Supreme Court issues notice on Delhi HC order to decide if employers can claim PF/ESI deductions when employee contributions are deposited late.
Saloni Kumari | Jan 28, 2026 |
Timely Deposit Vs. Delayed Contribution Debate: Supreme Court to Examine Delhi HC Ruling on PF/ESI Deduction
A private sector company has challenged a Delhi HC’s order on PF/ESI contributions before the Supreme Court of India, raising a key issue of whether delayed employee contributions allow employer deduction. HC held deductions valid only if timely deposited. Conflicting views exist; the Supreme Court issued notice for further examination.
Woodland (Aero Club) Private Limited had filed a petition in the Supreme Court of India against the Assistant Commissioner of Income Tax (ACIT), challenging an order dated September 08, 2025, passed by the Delhi High Court in ITA No. 267/2023. The impugned order concerned the PF and ESI contributions by employees and employers.
During the hearing in ITA No. 267/2023, the Delhi High Court noted that employer contributions under Section 36(1)(iv) and employees’ contributions under Section 36(1)(va) (read with Section 2(24)(x)) are different and therefore should be treated separately. The Court further noted that the employees’ contributions from salaries are considered as income of the employee under Section 2(24)(x) and are held in trust by the employer. Deduction can only be claimed by the employer if such amounts are deposited on or before the legal deadline.

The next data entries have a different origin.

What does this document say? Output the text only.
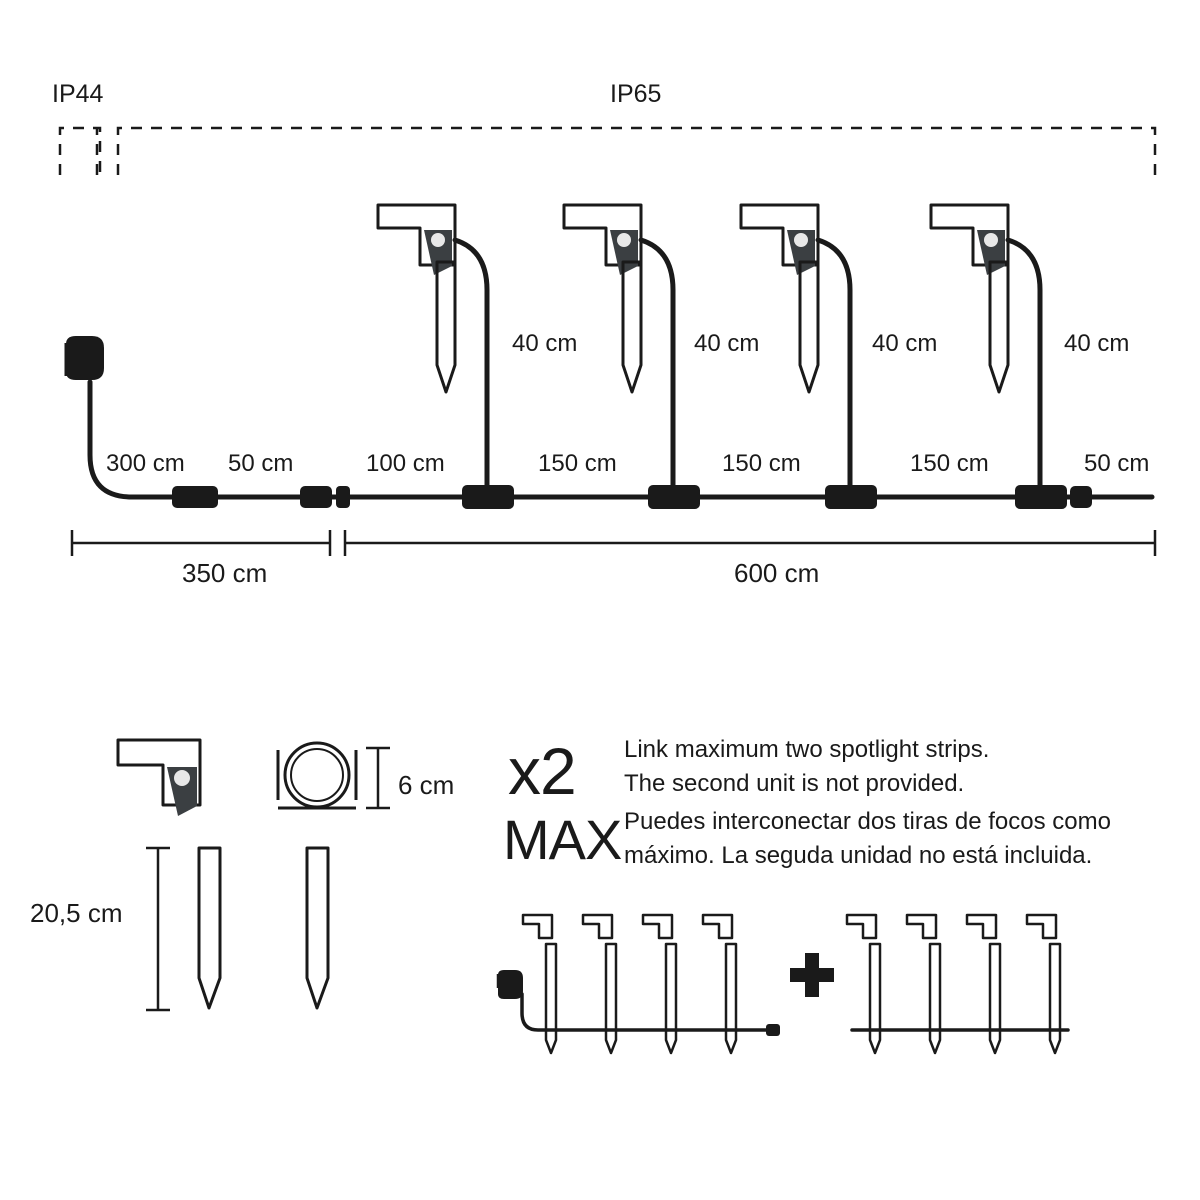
IP44	IP65
300 cm 50 cm	100 cm	150 cm	150 cm	150 cm	50 cm
40 cm	40 cm	40 cm	40 cm
350 cm	600 cm
20,5 cm
6 cm x2
MAX
Link maximum two spotlight strips.
The second unit is not provided.
Puedes interconectar dos tiras de focos como
máximo. La seguda unidad no está incluida.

It was further noted that in the present case, the non-obstante clause in Section 43B cannot be applied to employees’ contributions, and the earlier cited judgements, such as Alom Extrusions, do not directly relate to the case.
Section 2(24)(x) of the Income Tax Act considers any employee contribution collected by the employer as income; on the other hand, Section 36(1)(va) permits employers to avail a deduction in case the contribution is credited into the employee’s bank account before the statutory deadline. The relevant PF or ESI rules determine the due date; usually, this deadline is 15 days from the month-end, plus 5 days of grace for PF.
In the present case, there were primarily two views clashing with each other. The Tax Department’s view is that the delayed deposit of employees’ contributions was treated as income, and as per Section 36(1)(va) of the Income Tax Act, a deduction is only allowed to be claimed when the deposits are made on or before the statutory deadline. To support his claim, the department also cited several earlier judgments, including cases of Unifac Management, Gujarat State Road Transport, Merchem, B.S. Patel, and Popular Vehicles.
On the other hand, the assessee’s view is that there is no difference between employer and employee contributions. Further argued that Section 43B permits availing a deduction if deposits are made before filing the income tax return (ITR). To support its argument, the petitioner also cited several earlier judgments in cases of Aimil Ltd., Plamman HR, Nipso Polyfabriks, Sagun Foundry, Udaipur Dugdh Utpadak, Sabari Enterprises, and several others.
Due to these conflicting interpretations, the Supreme Court has issued notice and will examine the matter further.